The boxes have no windows and many of the chefs work with the doors open, through which they can be seen stirring huge pans or flipping burgers, according to the paper. “Outside there are piles of spare equipment, mops in buckets, gas cylinders for the stoves and large cans of cooking oil,” it wrote.
Five of Deliveroo’s 11 sites use the metal boxes, the Guardian said, while others are in adapted buildings. As well as London, Deliveroo operates pop-up kitchens in Leeds, Reading and Hove.
“The locations may be unglamorous, but one dark kitchen in Southwark, south London, is turning out rotisserie chicken for the pricey Notting Hill-based specialist Cocotte. There are also outposts for Gourmet Burger Kitchen, the trendy pizza joint Crust Bros and the Soho sushi bar Yoobi,” it wrote.

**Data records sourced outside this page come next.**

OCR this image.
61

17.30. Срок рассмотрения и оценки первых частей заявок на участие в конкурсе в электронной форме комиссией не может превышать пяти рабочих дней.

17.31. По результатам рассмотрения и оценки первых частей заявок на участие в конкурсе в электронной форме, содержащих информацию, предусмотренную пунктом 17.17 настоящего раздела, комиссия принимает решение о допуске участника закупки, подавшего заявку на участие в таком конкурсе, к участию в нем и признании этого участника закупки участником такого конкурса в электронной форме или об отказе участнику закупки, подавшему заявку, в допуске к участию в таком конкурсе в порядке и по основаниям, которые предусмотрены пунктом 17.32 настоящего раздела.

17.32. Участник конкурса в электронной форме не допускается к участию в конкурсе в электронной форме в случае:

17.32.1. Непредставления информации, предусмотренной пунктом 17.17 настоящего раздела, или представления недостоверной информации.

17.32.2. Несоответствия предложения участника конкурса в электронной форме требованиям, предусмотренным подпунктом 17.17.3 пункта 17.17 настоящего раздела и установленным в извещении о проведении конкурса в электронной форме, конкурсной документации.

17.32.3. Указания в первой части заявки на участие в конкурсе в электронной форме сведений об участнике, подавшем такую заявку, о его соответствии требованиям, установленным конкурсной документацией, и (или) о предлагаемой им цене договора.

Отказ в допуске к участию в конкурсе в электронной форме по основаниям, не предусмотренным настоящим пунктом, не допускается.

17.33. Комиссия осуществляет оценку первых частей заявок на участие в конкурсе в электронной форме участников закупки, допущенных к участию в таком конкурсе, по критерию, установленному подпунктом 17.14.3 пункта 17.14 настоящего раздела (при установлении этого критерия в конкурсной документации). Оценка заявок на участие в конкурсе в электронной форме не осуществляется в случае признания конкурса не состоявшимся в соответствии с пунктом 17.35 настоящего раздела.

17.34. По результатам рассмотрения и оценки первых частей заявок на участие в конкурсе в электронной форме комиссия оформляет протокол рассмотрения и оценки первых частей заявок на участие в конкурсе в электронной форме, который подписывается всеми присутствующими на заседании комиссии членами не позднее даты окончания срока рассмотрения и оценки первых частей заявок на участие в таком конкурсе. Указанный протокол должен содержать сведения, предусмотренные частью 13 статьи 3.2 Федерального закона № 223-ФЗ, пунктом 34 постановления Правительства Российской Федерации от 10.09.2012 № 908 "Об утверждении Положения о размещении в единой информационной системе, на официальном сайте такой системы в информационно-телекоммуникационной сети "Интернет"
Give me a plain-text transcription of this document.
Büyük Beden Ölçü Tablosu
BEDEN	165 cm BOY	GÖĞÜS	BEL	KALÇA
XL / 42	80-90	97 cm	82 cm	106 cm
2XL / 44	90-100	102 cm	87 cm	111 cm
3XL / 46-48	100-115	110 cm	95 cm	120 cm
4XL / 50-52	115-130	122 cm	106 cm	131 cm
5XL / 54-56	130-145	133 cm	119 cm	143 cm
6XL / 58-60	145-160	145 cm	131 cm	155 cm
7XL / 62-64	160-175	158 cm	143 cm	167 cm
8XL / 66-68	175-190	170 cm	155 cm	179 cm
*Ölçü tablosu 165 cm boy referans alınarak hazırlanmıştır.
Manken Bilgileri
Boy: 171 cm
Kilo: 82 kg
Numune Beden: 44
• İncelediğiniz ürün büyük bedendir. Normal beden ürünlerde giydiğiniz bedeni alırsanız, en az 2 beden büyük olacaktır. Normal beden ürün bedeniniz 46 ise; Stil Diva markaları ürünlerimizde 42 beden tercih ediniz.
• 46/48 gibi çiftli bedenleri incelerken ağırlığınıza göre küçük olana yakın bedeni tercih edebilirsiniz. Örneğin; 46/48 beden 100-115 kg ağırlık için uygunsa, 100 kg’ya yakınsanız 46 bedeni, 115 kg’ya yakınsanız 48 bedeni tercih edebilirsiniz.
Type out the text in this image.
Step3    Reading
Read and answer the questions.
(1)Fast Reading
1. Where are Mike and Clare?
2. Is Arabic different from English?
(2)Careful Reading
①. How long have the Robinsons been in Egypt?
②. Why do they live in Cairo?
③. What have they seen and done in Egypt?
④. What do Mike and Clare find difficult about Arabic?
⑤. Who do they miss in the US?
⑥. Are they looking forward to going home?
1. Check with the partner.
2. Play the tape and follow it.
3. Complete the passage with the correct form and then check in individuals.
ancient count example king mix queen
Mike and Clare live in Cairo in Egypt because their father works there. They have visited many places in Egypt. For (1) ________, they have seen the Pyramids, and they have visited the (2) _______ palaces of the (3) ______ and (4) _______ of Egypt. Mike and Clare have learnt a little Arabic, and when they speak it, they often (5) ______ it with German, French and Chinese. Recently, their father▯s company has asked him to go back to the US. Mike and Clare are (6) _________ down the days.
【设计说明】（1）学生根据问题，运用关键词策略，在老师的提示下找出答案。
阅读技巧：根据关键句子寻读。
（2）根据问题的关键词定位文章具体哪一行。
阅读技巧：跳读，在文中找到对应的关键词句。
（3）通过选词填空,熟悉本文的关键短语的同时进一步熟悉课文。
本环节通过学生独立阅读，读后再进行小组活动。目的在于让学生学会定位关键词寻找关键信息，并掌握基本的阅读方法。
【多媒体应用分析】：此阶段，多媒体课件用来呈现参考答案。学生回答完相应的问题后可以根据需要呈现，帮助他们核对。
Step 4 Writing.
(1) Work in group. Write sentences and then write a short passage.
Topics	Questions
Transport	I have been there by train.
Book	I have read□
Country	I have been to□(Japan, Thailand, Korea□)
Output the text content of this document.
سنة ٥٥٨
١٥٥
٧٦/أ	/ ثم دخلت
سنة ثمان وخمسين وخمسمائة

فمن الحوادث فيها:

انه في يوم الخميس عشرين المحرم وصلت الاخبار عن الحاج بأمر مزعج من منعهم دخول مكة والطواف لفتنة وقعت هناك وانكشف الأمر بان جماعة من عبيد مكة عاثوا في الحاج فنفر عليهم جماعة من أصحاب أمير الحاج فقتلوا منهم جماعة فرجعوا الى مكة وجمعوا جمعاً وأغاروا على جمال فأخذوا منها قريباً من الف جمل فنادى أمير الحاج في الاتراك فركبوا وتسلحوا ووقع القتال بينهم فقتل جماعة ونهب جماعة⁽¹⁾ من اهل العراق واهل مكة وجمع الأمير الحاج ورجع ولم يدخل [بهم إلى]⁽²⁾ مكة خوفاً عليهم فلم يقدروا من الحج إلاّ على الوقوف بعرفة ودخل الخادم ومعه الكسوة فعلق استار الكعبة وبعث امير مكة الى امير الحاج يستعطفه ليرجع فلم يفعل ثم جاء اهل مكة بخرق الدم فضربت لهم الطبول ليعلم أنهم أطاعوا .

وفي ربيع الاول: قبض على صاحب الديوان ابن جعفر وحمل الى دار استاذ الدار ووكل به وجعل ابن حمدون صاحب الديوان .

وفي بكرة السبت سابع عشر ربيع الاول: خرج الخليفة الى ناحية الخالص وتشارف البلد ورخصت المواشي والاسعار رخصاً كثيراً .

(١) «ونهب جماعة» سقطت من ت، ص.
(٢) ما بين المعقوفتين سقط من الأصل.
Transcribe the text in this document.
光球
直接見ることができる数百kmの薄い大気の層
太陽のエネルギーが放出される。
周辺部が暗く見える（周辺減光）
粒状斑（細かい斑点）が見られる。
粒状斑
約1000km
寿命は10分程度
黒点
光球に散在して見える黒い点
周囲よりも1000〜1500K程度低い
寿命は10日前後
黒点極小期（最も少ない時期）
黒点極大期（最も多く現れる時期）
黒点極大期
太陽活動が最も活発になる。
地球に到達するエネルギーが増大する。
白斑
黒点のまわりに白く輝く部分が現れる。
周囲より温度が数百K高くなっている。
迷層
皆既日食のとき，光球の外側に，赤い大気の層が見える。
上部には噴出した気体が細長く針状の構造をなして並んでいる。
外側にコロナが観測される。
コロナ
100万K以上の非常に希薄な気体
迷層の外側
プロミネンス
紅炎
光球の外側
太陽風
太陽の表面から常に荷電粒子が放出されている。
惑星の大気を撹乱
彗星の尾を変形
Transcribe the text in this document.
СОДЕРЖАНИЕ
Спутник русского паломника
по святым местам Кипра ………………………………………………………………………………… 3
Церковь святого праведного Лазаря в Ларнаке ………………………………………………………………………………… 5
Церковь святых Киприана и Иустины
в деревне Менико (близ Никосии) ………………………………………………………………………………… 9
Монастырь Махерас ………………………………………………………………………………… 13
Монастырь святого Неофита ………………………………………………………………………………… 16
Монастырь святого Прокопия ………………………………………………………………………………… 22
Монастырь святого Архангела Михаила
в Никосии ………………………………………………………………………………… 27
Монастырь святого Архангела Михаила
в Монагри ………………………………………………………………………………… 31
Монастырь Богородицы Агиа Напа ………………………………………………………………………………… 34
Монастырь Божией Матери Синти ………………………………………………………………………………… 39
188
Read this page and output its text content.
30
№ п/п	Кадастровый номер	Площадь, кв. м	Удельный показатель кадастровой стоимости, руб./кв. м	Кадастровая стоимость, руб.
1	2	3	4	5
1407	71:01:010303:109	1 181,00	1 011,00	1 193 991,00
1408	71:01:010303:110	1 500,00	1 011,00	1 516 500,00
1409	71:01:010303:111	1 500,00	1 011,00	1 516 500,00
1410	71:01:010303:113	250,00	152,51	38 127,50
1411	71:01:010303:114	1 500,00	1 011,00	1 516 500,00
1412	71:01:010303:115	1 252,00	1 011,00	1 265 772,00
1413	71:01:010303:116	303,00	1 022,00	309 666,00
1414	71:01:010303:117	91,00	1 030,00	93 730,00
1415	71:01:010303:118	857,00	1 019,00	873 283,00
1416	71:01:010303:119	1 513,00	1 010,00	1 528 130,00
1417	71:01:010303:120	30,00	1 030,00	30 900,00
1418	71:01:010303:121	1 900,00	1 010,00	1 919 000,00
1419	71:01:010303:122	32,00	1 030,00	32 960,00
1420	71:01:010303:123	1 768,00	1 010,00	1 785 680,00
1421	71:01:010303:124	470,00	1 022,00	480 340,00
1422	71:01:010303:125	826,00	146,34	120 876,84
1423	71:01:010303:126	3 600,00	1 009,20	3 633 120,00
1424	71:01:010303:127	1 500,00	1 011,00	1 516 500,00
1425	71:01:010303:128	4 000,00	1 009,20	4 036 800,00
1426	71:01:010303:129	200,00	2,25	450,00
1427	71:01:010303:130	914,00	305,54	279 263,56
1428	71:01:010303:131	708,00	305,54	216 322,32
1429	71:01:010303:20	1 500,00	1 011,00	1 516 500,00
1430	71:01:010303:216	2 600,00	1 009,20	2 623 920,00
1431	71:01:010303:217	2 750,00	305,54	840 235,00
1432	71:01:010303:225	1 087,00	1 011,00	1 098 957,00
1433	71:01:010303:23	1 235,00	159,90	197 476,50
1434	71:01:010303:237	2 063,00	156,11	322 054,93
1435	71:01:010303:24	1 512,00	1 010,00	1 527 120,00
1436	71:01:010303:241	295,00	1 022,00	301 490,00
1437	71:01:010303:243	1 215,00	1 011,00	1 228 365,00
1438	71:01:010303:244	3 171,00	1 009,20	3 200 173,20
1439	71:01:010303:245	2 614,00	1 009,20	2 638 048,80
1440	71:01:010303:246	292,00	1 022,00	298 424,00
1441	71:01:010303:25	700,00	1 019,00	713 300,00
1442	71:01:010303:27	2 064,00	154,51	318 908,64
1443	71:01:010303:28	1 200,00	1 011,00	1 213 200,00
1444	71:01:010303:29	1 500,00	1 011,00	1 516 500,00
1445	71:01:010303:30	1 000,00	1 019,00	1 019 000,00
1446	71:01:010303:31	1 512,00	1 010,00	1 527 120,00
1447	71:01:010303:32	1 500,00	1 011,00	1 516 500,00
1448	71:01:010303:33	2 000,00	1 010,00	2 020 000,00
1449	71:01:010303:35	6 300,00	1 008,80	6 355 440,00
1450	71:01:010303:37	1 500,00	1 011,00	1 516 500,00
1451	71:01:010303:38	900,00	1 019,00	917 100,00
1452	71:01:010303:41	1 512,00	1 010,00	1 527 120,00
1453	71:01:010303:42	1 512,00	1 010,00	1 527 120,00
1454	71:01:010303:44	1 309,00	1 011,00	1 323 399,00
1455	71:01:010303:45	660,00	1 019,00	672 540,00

“Deliveroo has big ambitions for its Rooboxes, with plans to open more in London’s Swiss Cottage, Nottingham and Cambridge soon, and Manchester and Birmingham lined up for more boxes next year. Deliveroo finds and equips the locations, then rents them out to the restaurants, which employ and train the kitchen staff.”
The Guardian claimed that two chefs told it that working in the metal boxes was either hot or cold, depending on the weather and whether they are cooking or prepping. It said one site houses a pizza oven that takes up more than a third of the space and makes it extremely hot.
Pizza chain Franco Manca told the paper that chefs get extra money for working in the box because “there is no interaction with front-of-house staff”. It also encourages chefs who may not be keen to work in a metal box in a car park.